Abstract 9027: A Novel Polymorphism Arg146 of the Natriuretic Peptide Receptor-3 Gene Results in a Significant Reduction in Protein Expression Due to Accelerated Degradation

Abstract

Background: The primary role of natriuretic peptide receptor 3 (NPR3) is clearance of natriuretic peptides. Genetic variation in NPR3 has been associated with blood pressure regulation and obesity. Despite its importance, variation in NPR3 characterizing coding single nucleotide polymorphisms (SNPs) has not been addressed by resequencing the gene. Objective: We set out to identify and functionally characterize common variation in NPR3 in 3 ethnic groups. DNA samples from such subjects are studied because common genetic variation needs to be defined initially in “normal” individuals prior to studying drug effect and response. Also, rare variants identified by sequencing are enriched in complex disease traits. Methods and Results: DNA samples from 96 European-American, 96 African-American, and 96 Han Chinese-American healthy subjects were used to resequence NPR3. There were 105 polymorphisms identified of which 50 were novel, including 8 nonsynonymous (ns) SNPs of which 7 were novel. Expression constructs for the nsSNPs were created and HEK-293 cells were transfected with constructs for wild type (WT) and the variants. Recombinant proteins were analyzed by quantitative Western blot analysis. A significant reduction in NPR3 immunoreactive protein (60% or less of WT) was observed for the following variants Cys3, Arg146, Val499, and Ser477+Asp521. The Arg146 novel polymorphism resulted in the least protein expression (20% of WT).
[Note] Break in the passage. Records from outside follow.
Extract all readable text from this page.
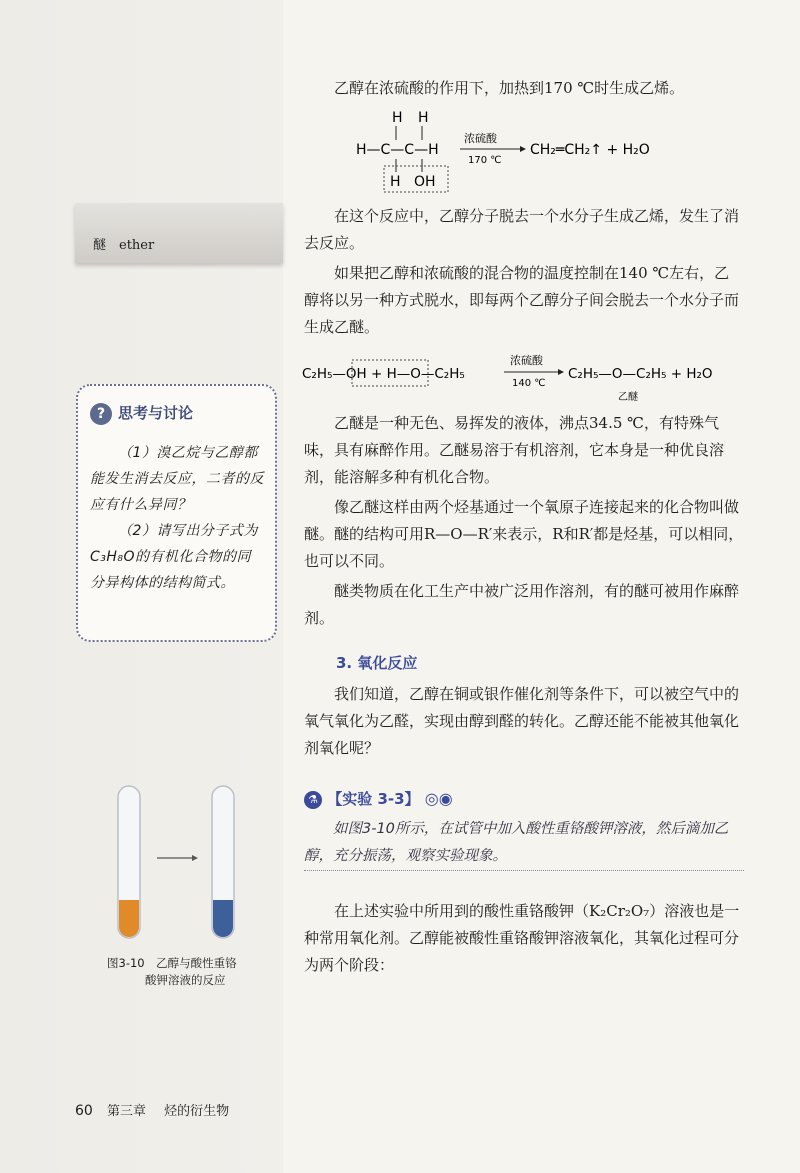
醚　ether
? 思考与讨论

（1）溴乙烷与乙醇都能发生消去反应，二者的反应有什么异同？

（2）请写出分子式为C₃H₈O的有机化合物的同分异构体的结构简式。

图3-10　乙醇与酸性重铬
酸钾溶液的反应

乙醇在浓硫酸的作用下，加热到170 ℃时生成乙烯。

H H
H—C—C—H
H OH
浓硫酸
170 ℃
CH₂═CH₂↑ + H₂O

在这个反应中，乙醇分子脱去一个水分子生成乙烯，发生了消去反应。

如果把乙醇和浓硫酸的混合物的温度控制在140 ℃左右，乙醇将以另一种方式脱水，即每两个乙醇分子间会脱去一个水分子而生成乙醚。

C₂H₅—OH + H—O—C₂H₅
浓硫酸
140 ℃
C₂H₅—O—C₂H₅ + H₂O
乙醚

乙醚是一种无色、易挥发的液体，沸点34.5 ℃，有特殊气味，具有麻醉作用。乙醚易溶于有机溶剂，它本身是一种优良溶剂，能溶解多种有机化合物。

像乙醚这样由两个烃基通过一个氧原子连接起来的化合物叫做醚。醚的结构可用R—O—R′来表示，R和R′都是烃基，可以相同，也可以不同。

醚类物质在化工生产中被广泛用作溶剂，有的醚可被用作麻醉剂。

3. 氧化反应

我们知道，乙醇在铜或银作催化剂等条件下，可以被空气中的氧气氧化为乙醛，实现由醇到醛的转化。乙醇还能不能被其他氧化剂氧化呢？

⚗ 【实验 3-3】 ◎◉

如图3-10所示，在试管中加入酸性重铬酸钾溶液，然后滴加乙醇，充分振荡，观察实验现象。

在上述实验中所用到的酸性重铬酸钾（K₂Cr₂O₇）溶液也是一种常用氧化剂。乙醇能被酸性重铬酸钾溶液氧化，其氧化过程可分为两个阶段：

60 第三章 烃的衍生物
After treatment of WT and Arg146 cells with proteasome (MG132) and autophagy (3MA) inhibtors, it was determined that autophagy and not proteasomes plays an important role in the degradation of the Arg 146 variant protein. Modeling based on the NPR3 x-ray crystallography structure confirmed that the Arg146 variant were not compatible with WT conformation and could result in protein misfolding or instability. Conclusions: Multiple novel polymorphisms of NPR3 were identified in 3 ethnic groups. There were 4 variant receptors that displayed a significant decrease in NPR3 protein quantity, Arg146 being the variant with the least expression. Degradation of the variant Arg146 was mediated predominantly by autophagy. This SNP could have a significant effect on the metabolism of natriuretic peptides with clinical implications.